The effect of frequency modulation on electron-positron pairs created from vacuum under combined potential wells is investigated by the computational quantum field theory. The combined potential wells are composed of a linearly chirped oscillating potential well and a static potential well. The number and energy spectrum of electrons created under different modulation parameters are studied. The main results are as follows.

1. The number of created electrons is enhanced significantly by frequency modulation, especially in low fundamental frequency region. By selecting appropriate modulation parameters, the number of created electrons can be increased more than twice.

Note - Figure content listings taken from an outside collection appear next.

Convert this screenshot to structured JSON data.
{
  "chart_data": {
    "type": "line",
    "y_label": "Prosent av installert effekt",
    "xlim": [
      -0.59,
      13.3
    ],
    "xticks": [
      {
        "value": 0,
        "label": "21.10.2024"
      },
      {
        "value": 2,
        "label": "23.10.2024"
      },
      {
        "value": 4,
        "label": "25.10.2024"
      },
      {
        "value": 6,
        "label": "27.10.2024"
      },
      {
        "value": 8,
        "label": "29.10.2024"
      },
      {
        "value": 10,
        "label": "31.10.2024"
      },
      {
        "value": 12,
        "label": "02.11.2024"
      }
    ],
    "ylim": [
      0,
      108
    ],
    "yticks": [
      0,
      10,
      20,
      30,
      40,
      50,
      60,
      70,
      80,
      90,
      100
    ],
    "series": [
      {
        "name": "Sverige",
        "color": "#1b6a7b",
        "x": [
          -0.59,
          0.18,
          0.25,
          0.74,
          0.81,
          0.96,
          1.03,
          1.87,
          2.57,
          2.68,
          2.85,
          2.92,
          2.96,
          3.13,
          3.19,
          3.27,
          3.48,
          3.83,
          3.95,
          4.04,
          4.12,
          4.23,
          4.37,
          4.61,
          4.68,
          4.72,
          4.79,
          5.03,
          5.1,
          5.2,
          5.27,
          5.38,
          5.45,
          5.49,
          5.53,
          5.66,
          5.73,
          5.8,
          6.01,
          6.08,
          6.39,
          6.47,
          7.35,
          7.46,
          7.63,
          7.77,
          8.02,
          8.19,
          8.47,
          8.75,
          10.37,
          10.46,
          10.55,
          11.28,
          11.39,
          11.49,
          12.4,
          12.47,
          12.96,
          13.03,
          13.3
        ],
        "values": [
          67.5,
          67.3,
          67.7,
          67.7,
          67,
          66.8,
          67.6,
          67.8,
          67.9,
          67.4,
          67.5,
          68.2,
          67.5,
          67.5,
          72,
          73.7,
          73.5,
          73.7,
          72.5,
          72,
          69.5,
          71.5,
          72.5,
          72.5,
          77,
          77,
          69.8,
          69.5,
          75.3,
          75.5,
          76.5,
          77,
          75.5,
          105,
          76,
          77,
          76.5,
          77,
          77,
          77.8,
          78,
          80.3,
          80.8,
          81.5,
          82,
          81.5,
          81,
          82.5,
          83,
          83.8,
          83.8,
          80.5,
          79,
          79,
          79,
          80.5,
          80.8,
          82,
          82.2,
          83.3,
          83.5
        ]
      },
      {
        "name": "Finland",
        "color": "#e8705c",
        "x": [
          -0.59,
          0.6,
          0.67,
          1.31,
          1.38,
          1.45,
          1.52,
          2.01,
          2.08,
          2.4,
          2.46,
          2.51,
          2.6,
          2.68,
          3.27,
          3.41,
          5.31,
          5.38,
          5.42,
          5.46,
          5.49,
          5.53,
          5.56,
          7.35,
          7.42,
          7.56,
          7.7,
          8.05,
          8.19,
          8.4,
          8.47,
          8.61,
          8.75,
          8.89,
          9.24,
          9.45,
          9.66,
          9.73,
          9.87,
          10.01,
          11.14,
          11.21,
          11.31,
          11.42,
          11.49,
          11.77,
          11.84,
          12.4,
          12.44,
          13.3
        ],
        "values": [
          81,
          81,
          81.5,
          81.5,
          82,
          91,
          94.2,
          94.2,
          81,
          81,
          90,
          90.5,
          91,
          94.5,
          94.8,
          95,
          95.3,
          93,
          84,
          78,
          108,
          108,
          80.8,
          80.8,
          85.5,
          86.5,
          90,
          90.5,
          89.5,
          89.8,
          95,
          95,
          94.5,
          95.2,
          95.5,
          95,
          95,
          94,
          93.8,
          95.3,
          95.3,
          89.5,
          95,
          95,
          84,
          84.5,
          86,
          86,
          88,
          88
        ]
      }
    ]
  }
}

2. With the increase of the fundamental frequency, the optimal chirp parameter $b$ decreases gradually. The fundamental frequency and optimal chirp parameter roughly satisfy $\omega_{0}+bt_{1}=2.0c^{2}$.

The number of electrons produced mainly by the Schwinger mechanism in low fixed frequencies is small. With appropriate modulation parameters, the frequency spectrum after linear modulation covers both low and high frequency regions, enhancing the multiphoton processes and the dynamically assisted Sauter-Schwinger effect. The number of electrons increases obviously, and the electron energy spectrum becomes wider and higher. When the frequency spectrum is widened to the ultrahigh frequency region, the creation of electron-positron pairs is inhibited. For high fundamental frequencies, the effective space of frequency modulation is relatively small due to the ultrahigh-frequency suppression effect. So the number of electrons does not increase very much.

In order to investigate the effect of frequency modulation on the multiphoton processes in detail, we use these combination potential wells and find that the number of electrons increases by two times. For a single oscillation potential well or other external fields, the effect of frequency modulation on the yield of electrons may be stronger, which is beyond the scope of present paper.